D'entrée de jeu, l'intervieweur John Parisella a accueilli son invité, George W. Bush, en lui disant que les gens dans la salle l'avaient reçu d'une façon typiquement montréalaise.

C'est vrai que nous sommes généralement polis de ce côté-ci de la frontière canado-américaine (les Américains se moquent même de nous à cet égard, disant que nous sommes bonne pâte), mais je ne savais pas que le Montréal typique cachait tant de républicains!

Par moments, les nombreuses salves d'applaudissements offertes à l'ancien président ressemblaient plus à un bruyant appui à ses décisions qu'à un geste de politesse élémentaire envers la visite.

Tout ça à Montréal, une ville qui a uni sa voix aux grandes métropoles du monde contre l'invasion en Irak avec une manifestation monstre, en mars 2003.

M. Bush, dont c'était la première visite à vie à Montréal, est probablement reparti avec l'impression qu'il compte ici plus de supporters que dans la majorité des grandes villes américaines.

Pendant la période d'entretien avec John Parisella, après son discours, l'ancien président a manifesté un agacement palpable devant l'insistance de l'intervieweur. Un agacement perceptible aussi parmi bon nombre de personnes dans la salle, qui, visiblement, n'appréciaient pas que l'on cuisine W. Pourtant, cela a été fait avec respect et retenue.

Dans une entrevue à ma collègue Agnès Gruda, publiée hier dans nos pages, John Parisella disait vouloir poser des questions sur le bilan du président Bush afin de «savoir s'il a des regrets et s'il reconnaît ses erreurs».

M. Parisella a fréquenté trop de politiciens pour ne pas savoir que ceux-ci, une fois à la retraite, reconnaissent rarement leurs erreurs et n'entretiennent pas souvent des remords.

C'est le cas de George Bush, qui a montré hier la même ferveur presque religieuse à défendre son bilan qu'il en a mis à justifier ses décisions au cours de ses deux mandats, de 2000 à 2008.

S'il a des regrets, ce n'est que sur la forme, certainement pas sur le fond. «Je regrette le choix de certains mots, a-t-il expliqué. Comme l'expression «mort ou vif» (en parlant de la capture de ben Laden) ou d'avoir dit «mission impossible» sur ce porte-avions.» (Joli lapsus, M. Bush faisait évidemment référence à l'expression, à propos de l'Irak: Mission accomplished, écrite sur une immense banderole lors de son arrivée impromptue sur un porte-avions.)

Pour le reste, M. Bush s'est employé à réécrire l'histoire, comme le font presque toujours les dirigeants après avoir quitté leurs fonctions. On n'est jamais mieux servi que par soi-même.

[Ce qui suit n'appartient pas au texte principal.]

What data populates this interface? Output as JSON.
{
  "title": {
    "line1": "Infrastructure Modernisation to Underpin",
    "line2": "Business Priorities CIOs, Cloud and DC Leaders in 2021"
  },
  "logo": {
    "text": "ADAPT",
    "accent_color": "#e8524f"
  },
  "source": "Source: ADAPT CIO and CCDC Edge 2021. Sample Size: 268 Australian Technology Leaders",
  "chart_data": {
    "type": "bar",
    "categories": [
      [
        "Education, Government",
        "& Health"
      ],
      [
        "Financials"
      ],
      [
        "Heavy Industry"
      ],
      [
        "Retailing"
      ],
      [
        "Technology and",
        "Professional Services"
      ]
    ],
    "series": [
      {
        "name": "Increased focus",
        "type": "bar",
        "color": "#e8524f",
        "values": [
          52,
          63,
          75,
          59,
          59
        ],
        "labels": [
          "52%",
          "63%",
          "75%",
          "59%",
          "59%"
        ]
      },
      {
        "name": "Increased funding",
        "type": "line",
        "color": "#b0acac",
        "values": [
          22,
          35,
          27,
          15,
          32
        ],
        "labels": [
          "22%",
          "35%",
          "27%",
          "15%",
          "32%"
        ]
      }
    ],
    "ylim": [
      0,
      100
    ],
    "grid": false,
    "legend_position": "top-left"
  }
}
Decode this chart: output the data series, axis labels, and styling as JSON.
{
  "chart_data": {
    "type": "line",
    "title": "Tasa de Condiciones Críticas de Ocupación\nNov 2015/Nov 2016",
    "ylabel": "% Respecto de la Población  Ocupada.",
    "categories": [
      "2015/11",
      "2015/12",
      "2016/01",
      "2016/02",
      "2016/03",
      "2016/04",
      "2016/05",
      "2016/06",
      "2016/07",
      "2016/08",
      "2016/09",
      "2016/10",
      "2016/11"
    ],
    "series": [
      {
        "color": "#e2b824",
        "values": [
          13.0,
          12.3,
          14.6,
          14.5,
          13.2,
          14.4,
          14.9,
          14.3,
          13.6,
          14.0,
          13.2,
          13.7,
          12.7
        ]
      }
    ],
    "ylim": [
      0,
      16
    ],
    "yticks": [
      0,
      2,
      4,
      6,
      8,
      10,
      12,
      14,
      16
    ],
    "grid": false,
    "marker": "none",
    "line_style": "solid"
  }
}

«C'est facile de reculer quand ça chauffe en politique et de dire: «Oh, je ne voulais pas dire ça», mais je ne suis pas comme ça. Je suis un homme de principes et je suis convaincu que j'ai pris mes décisions en fonction de mes principes», a-t-il dit.

W. ne s'est pas contenté d'écrire des grands chapitres de son autobiographie, il a aussi réécrit certains passages-clés de sa présidence. Notamment en affirmant que tous les services de renseignements du monde, «y compris le vôtre ici au Canada», a-t-il précisé, pensaient que Saddam Hussein cachait des armes de destruction massive. Assis à la table juste devant la mienne, l'ancien ambassadeur du Canada à Washington, Raymond Chrétien, faisait de grands NON en agitant la tête de droite à gauche.

En réponse à des questions sur sa décision d'envahir l'Irak, M. Bush a répondu candidement «qu'il aurait bien aimé que l'on trouve des armes de destruction massive» en Irak, mais que «armes ou pas arme», le monde est un endroit plus sûr sans Saddam Hussein, a-t-il tranché.

L'ancien président, qui nous promet ses mémoires pour l'an prochain, a par ailleurs fait l'apologie, sans surprise, du libre marché, tout en se félicitant d'avoir sauvé son pays d'une grande dépression en volant à la rescousse des marchés financiers, à la toute fin de sa présidence.

Il a aussi révélé comment il s'est senti le 11 septembre 2001, et comment il a réagi. «Le premier avion, c'était un accident. Le deuxième, une attaque. Le troisième, c'était une déclaration de guerre et j'ai alors décidé de passer à l'attaque, résolument, sans relâche», a-t-il lancé, déclenchant l'une des nombreuses salves d'applaudissements d'un public visiblement conquis.